A Proxy-based Firewall prevents the outside network to directly communicate with the inside network. Information packets do not pass through the Proxy Firewalls. Instead, the Web Application Firewall acts as an intermediary. A Proxy-based Firewall has its own IP address. The outside computers first make a connection to the Proxy-based Firewall and the firewall makes a separate connection to the requested computers after carefully inspecting the network packets. And thus, it can provide strong security.


A Proxy-based Firewall can also help in the following ways :

  • Caching – It can cache regularly requested web contents and thus reduce the load on the web servers by reducing repeated requests to back end servers.
  • Compression – Proxy-based Web Application Firewall can compress certain web contents that can be decompressed later by the browser.
  • SSL Acceleration – Proxy-based Web Application Firewalls can speed up SSL processing and reduce the burden on back-end web servers by using hardware based SSL decryption.
  • Load Balancing – Proxy-based Web Application Firewalls can distribute the incoming requests to multiple servers behind it and thus improve performance and reliability.
  • Connection Pooling – Proxy-based Web Application Firewalls can reduce back end server TCP overhead by allowing multiple requests to use the same back-end connection.



Host-based Web Application Firewalls


A Host-based Web Application Firewall can examine the information that pass through the system calls through the network stack and filter traffic based on that. It can hook into socket calls and filter the connections between the application layer and the lower layers in the OSI reference model based on some predefined rules. It applies the filtering rules on a per process basis instead of per port basis.

Host-based Web Application Firewalls can examine the process ID of data packets and match them against a pre-defined rulesets for that process. They can also have complex rulesets for the standard services, such as sharing services.

AppArmor, TrustedBSD MAC Framework are examples of some commonly used Host-based Web Application Firewalls.

The benefits of an application layer firewall is, as already said, it can understand certain application layer protocols like FTP, HTTP, DNS or web browsing and filter network traffic of an unwanted protocol.
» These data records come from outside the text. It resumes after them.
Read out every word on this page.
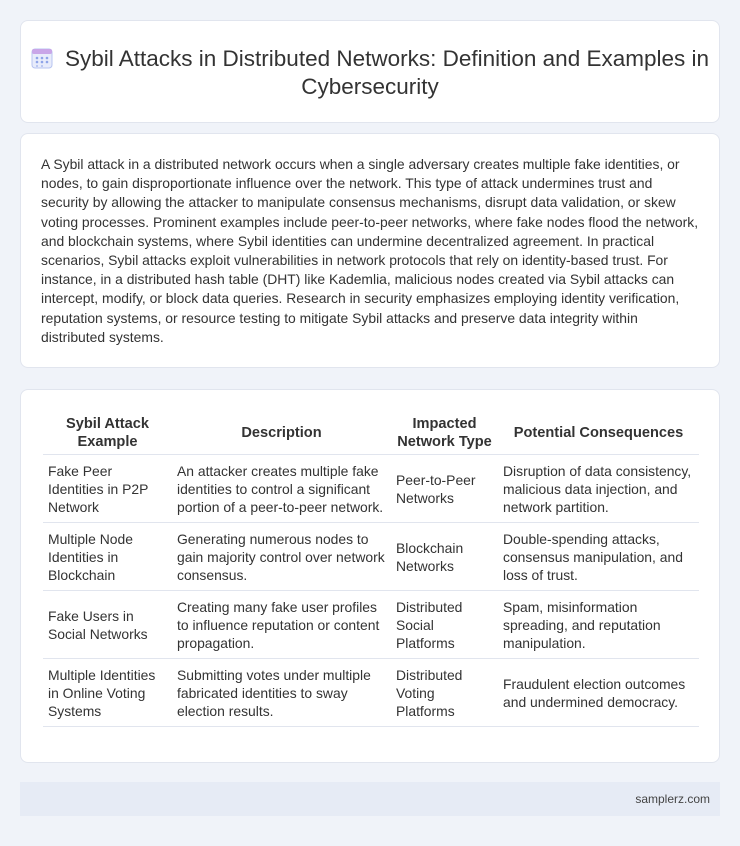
Sybil Attacks in Distributed Networks: Definition and Examples in Cybersecurity

A Sybil attack in a distributed network occurs when a single adversary creates multiple fake identities, or nodes, to gain disproportionate influence over the network. This type of attack undermines trust and security by allowing the attacker to manipulate consensus mechanisms, disrupt data validation, or skew voting processes. Prominent examples include peer-to-peer networks, where fake nodes flood the network, and blockchain systems, where Sybil identities can undermine decentralized agreement. In practical scenarios, Sybil attacks exploit vulnerabilities in network protocols that rely on identity-based trust. For instance, in a distributed hash table (DHT) like Kademlia, malicious nodes created via Sybil attacks can intercept, modify, or block data queries. Research in security emphasizes employing identity verification, reputation systems, or resource testing to mitigate Sybil attacks and preserve data integrity within distributed systems.

Sybil Attack Example	Description	Impacted Network Type	Potential Consequences
Fake Peer Identities in P2P Network	An attacker creates multiple fake identities to control a significant portion of a peer-to-peer network.	Peer-to-Peer Networks	Disruption of data consistency, malicious data injection, and network partition.
Multiple Node Identities in Blockchain	Generating numerous nodes to gain majority control over network consensus.	Blockchain Networks	Double-spending attacks, consensus manipulation, and loss of trust.
Fake Users in Social Networks	Creating many fake user profiles to influence reputation or content propagation.	Distributed Social Platforms	Spam, misinformation spreading, and reputation manipulation.
Multiple Identities in Online Voting Systems	Submitting votes under multiple fabricated identities to sway election results.	Distributed Voting Platforms	Fraudulent election outcomes and undermined democracy.
samplerz.com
It can also look through non-standard ports to detect if any protocol is being abused.

Host-based Web Application Firewalls can protect against threats like SQL Injection, Cross Site Scripting or XSS, Session Hijacking, Parameter or URL tampering, buffer overflows etc.



Some commercial Web Application Firewalls and vendors



A list of some commercially used Web Application Firewalls is mentioned below :

  • Barracuda Networks – SPAM Firewalls
  • Breach Security – WebDefend and ModSecurity Pro Firewalls
  • Deny All – rWeb Firewalls
  • F5 – Web Application Firewalls
  • Imperva – SecureSphere Firewalls
  • Citrix – Application Firewalls
  • Applicure – DotDefender
  • Armorlogic – Profense
  • Bee-Ware – iSentry
  • BinarySec – Application Firewalls
  • BugSec – Web Application Firewalls
  • eEye Digital Security – SecureIIS
  • Fortify Software – Xwall, Sentry
  • Microsoft – ISA Server
  • Visonys – Airlock
  • MWEB Security – Webapp Secure
  • Xtradyne – Application Firewalls



So, be aware of various security vulnerabilities and their defenses, so that you can protect your systems in a better way. And stay safe, stay secured.